Le point de vue d’un enfant n’est pas un choix facile, il faut que l’enfant reste enfant et c’est risqué. Si on le veut crédible, l’enfant a l’analyse à courte vue et le vocabulaire assez répétitif, surtout quand il raconte (je n’ai rien contre les récits des vrais enfants, dont les miens, mais d’abord, ce sont les miens, ce qui m’enlève de l’objectivité, et les récits des enfants des autres, je les laisse aux autres, vu que j’ai assez avec les miens, qui sont généralement assez longs.
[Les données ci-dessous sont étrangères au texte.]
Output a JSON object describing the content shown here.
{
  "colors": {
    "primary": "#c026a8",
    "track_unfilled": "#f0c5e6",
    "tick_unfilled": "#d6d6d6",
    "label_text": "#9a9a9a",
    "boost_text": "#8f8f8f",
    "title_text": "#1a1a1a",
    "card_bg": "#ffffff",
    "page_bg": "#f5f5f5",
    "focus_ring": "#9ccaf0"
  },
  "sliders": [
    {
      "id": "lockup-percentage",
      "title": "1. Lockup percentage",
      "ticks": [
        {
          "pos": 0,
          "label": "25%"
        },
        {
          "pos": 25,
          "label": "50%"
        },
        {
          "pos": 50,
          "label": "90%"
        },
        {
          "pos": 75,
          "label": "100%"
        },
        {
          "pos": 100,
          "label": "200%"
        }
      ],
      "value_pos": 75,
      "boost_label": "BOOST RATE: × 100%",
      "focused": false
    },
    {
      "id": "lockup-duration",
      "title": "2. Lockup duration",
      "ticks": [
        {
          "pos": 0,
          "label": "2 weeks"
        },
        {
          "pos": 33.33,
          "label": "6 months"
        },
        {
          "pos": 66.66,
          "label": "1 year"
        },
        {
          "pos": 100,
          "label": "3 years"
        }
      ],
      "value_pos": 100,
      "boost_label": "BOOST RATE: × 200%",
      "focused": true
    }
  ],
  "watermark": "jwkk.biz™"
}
Je me demande d’où ils peuvent tenir, cet art, (par ailleurs fort bien maitrisé) de la digression et des parenthèses …)
Par « courte vue », je veux dire que lorsque Christopher en arrive à une nouvelle révélation, ben, on l’avait vu venir depuis un petit moment déjà. Et, par répétitions, que lorsqu’il recommence à compter les voitures pour savoir si il va vivre un très mauvais jour, un mauvais jour, un bon jour, ou un très bon jour, j’avais juste envie de lui dire « Tais-toi ». D’ailleurs, c’est aussi ce que lui sa mère dans le livre, donc, j’ai une super excuse.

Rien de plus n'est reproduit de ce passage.